Now that we have defined the AST, we need to modify our grammar to create an instance of it when we interpret a string. Before, all of our grammar definitions actually returned a Parser object by default. We want them to instead return the appropriate object from our AST.

This is done using the ^^ and ^^^ operators. The double caret ^^ can be used to access the string value that was parsed, while the triple caret ^^^ just returns a static value.

  def lessthan = "<"
  def contains = "~"
  def equals = "=="
  def comparator = (lessthan ^^^ Comparator.LessThan
    | contains ^^^ Comparator.Contains
    | equals ^^^ Comparator.Equal)

  def quotedValue = """'[^'&,]*'""".r ^^ { case v => {
    Value(v.substring(1, v.size-1))
  } }
  def unquotedValue = """[^&',]+""".r ^^ { case v => Value(v) }
  def value = (unquotedValue | quotedValue) ^^ { case v => v }

  def name = """[_a-zA-Z]+[_a-zA-Z0-9]*""".r ^^ { case n => Name(n) }

  def expression = name ~ comparator ~ value ^^ { case n ~ c ~ v => Expression(n, c, v) }

  def expressionTail = "," ~ expression ^^ { case _ ~ e => e }
  def expressionList = expression ~ (expressionTail*) ^^ { case e ~ l => e :: l }

Finally, to verify that our AST was created correctly, we add toString methods to our AST. Once we have parsed the AST, we can just print it out to see if it matches our expectations.

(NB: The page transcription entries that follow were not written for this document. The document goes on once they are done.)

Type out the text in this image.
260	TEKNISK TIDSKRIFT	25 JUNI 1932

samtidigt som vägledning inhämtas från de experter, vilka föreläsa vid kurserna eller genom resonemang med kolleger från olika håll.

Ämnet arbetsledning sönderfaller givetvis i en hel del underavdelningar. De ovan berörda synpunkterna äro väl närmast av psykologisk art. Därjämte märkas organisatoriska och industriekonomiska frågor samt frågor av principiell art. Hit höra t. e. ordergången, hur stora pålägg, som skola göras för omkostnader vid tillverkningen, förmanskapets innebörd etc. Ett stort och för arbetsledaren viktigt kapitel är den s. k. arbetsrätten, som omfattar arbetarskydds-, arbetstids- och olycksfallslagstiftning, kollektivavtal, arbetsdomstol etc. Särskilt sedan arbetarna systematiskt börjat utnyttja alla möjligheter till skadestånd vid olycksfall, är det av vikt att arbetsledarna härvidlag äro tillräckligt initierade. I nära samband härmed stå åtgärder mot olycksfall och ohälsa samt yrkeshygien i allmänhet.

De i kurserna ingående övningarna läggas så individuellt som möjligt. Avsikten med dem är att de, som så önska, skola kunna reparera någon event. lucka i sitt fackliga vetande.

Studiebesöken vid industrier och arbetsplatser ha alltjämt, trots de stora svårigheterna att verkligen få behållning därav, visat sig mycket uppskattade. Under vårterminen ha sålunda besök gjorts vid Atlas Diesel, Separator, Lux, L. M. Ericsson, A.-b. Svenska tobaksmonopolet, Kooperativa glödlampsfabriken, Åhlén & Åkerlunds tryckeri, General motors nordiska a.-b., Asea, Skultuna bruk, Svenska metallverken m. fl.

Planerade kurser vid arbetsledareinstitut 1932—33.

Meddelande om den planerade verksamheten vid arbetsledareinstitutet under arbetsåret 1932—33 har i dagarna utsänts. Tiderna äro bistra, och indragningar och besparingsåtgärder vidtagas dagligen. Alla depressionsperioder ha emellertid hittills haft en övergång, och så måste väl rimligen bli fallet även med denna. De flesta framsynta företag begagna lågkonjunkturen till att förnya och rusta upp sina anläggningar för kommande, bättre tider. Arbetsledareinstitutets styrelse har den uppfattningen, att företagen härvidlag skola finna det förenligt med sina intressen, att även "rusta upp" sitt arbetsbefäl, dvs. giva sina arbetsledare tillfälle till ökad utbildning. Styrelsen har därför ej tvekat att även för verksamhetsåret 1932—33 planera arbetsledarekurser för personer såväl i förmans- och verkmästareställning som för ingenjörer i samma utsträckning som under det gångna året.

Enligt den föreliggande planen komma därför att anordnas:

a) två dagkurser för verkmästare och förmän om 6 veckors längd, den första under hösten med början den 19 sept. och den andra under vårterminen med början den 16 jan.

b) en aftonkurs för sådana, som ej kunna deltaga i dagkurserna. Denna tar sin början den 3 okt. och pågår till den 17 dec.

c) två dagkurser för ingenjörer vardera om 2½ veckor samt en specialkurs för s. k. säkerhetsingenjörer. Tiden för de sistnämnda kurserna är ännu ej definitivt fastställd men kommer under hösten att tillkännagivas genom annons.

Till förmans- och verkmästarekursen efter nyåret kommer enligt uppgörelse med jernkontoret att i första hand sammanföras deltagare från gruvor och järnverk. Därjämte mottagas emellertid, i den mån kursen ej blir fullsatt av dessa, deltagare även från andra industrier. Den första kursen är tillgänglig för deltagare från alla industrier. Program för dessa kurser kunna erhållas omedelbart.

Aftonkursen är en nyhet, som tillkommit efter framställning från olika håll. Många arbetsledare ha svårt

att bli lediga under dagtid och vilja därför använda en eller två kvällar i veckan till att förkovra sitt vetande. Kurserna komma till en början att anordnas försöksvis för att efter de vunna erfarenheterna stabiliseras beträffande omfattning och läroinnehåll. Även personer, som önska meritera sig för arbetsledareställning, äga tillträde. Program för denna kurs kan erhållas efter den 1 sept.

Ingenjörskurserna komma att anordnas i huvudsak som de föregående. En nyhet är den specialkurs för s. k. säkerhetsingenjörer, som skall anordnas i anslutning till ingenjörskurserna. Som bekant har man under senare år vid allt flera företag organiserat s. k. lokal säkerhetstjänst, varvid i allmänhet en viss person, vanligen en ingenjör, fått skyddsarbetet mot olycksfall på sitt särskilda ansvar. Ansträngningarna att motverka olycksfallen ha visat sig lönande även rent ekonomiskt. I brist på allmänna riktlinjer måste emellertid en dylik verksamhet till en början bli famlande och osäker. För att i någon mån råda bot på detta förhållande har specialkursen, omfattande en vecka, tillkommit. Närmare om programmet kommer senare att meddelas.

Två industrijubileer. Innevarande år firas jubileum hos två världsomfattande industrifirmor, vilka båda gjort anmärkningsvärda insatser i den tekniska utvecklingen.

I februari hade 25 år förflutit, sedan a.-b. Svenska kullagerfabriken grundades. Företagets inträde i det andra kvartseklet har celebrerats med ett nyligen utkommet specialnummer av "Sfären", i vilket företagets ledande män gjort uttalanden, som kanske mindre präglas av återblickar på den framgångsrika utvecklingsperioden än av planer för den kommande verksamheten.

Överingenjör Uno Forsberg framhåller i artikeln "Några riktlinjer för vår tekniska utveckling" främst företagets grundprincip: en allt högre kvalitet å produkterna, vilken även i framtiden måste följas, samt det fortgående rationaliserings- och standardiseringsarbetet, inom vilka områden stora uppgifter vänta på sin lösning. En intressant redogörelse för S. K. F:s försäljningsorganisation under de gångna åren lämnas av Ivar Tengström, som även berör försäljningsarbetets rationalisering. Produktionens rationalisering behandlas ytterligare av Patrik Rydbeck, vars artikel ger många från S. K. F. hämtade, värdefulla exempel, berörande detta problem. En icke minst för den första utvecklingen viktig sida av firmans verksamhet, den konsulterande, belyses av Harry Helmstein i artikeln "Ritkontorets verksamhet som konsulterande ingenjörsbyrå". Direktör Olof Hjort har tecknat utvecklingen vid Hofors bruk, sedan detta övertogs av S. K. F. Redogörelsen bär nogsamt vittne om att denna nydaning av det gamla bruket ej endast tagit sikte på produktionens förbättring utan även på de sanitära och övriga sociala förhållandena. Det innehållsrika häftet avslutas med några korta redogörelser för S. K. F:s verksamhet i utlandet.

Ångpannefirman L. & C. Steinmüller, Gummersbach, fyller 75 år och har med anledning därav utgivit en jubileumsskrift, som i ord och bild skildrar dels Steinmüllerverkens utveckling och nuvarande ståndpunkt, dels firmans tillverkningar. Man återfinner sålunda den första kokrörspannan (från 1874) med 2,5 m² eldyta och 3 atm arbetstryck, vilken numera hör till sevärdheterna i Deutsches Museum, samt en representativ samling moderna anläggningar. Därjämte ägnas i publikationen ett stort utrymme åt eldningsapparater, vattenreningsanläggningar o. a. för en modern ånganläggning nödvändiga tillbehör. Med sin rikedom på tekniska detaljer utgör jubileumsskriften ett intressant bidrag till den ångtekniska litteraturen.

case class Name(name: String) {
    override def toString = name
}
case class Value(value: String) {
    override def toString = value
}

case class Expression(name: Name, comparator: Comparator, value: Value) {
    override def toString = name.toString + " " + comparator.toString + " " + value.toString
}

case class Filter(expressions: List[Expression]) {
    override def toString = expressions.mkString(", ")
}

Compile and run, and voila! We have now created an AST representing the query we started with.

$ ./compile-and-run.sh 
[1.36] parsed: List(age LessThan 3, name Contains c, color Equal brown)

At this point, how you use the AST will be dependent on your situation, but you now have a fully typed and instantiated structure that represents a query that originally existed just as a stream of characters. Traverse it with whatever tree-traversal algorithm is appropriate and apply it to your data query.